Zira O büyük insan tüm insanlığın üstünde bir güzel ahlak zirvesinde yaşamış, hal, hareket, tavır ve konuşma durumları insanlığa yeni bir medeniyet bağışlamıştır.

Başta da ifade ettiğim gibi insanoğlunu insanların köleliğinden Allahın mutlak ubudiyetine doğru götürmüş ve bu insanlığa yeni bir kazanım olarak hediye etmiştir. İnsanlığı mukadder ve muhakkak badirelerden kurtarmış tağuti düzenlerin engizisyon mahkemelerinin esaretinden kurtararak Kur'an'ın ve İslam şeriatının adaletiyle tanıtmıştır. Bu nedenle burada detaya girmek istemiyoruz ancak tarih buna şahittir. 

Hz. Muhammed'den (S.A.V) önce gelen hiçbir peygamber, hiçbir lider, hiçbir komutan, hiçbir barışçı ve kurtarıcı bir insan "hatemül enbiya" (Son Peygamber) olan Hz. Muhammed kadar beşeriyete yarar getirmemiştir.

Gerek ahlaken, gerek aklen, gerek nefsanî ve ahlaki değerlerin mazbudiyetini bu büyük insan kadar getiren olmamıştır.

Onun için bu büyük zat beşeriyetin yaratılışından kıyametedek son lider ve son peygamber vasfını almıştır.

Nitekim;

Onun için Kur'an-ı Kerim, "üstün ahlak üzerine yaratılmışsın ifadesini kullanmaktadır.

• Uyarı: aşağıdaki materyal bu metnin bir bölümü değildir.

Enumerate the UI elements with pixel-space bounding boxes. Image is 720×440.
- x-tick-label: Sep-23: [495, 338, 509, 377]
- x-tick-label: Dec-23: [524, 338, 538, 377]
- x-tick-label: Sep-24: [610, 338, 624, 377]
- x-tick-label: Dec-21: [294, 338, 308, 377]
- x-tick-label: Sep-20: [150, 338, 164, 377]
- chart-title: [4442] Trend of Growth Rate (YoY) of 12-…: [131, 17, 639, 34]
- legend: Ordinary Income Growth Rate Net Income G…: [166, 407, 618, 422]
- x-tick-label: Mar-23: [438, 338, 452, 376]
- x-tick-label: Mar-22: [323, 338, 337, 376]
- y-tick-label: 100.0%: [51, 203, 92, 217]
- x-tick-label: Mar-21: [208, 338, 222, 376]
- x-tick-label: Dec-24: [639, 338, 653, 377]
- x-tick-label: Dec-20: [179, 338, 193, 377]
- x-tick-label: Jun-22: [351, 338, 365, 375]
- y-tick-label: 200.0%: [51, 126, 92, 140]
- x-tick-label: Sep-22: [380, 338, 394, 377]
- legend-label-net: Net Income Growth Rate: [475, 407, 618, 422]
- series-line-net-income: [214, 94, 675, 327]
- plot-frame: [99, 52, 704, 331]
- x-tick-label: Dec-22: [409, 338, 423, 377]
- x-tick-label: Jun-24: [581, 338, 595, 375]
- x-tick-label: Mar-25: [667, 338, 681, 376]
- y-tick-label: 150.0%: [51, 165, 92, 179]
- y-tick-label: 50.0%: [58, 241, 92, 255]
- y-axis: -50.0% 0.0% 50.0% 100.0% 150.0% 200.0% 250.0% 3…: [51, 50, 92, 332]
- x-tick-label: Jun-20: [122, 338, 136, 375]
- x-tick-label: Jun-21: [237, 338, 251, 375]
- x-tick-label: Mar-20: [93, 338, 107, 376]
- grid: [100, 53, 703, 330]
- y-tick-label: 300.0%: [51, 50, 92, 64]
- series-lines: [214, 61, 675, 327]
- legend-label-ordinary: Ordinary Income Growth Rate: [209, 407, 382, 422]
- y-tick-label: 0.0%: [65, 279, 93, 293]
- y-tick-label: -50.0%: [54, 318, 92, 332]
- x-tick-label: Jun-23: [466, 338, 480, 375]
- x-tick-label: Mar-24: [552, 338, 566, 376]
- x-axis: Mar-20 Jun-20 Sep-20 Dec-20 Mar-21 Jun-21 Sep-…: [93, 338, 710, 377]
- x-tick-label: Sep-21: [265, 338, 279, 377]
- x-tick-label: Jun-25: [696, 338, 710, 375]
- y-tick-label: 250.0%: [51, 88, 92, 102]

Hatta bu vurgu paralelinde bizatihi efendimiz (S.A.V) şöyle buyurmaktadır;

Ben en güzel ahlakları tamamlamak üzere gönderildim

Evet, sevgili okurlar 'doğru  ifadesi bunun delilidir. Ve anlattıklarımın sonucudur.

Malumunuz üzre bir ramazan ayını daha geçirdik ve dün akşam da kadir gecesinin mutluluğunu ve manevi hazzını yaşadık.

Ne mutlu o insanlara ki bu geceyi ihya ederek namazla, dua ile sabahlama fırsatını yakalamasıdır.

Özellikle seher vaktindeki teheccüd namazını kılmış ve Allaha avuç açmış, yalvarış yakarış içerisinde geçirmiş insanlara ne mutlu?

Düşünsenize sevgili okurlar;

Bir yılın içinde bu kutsal ayın varlığı ve bu ayın son on gününde veya son bir haftasında saklanan bin aydan hayırlı bu kutsal gecenin varlığı İslam alemine ilahi bir hediye ve kurtuluş kapısıdır.

Ne mutlu bunu idrak edene. Tüm İslam âlemi ve Türkiyemize hayırlı olsun, mutlu ve kutlu olsun.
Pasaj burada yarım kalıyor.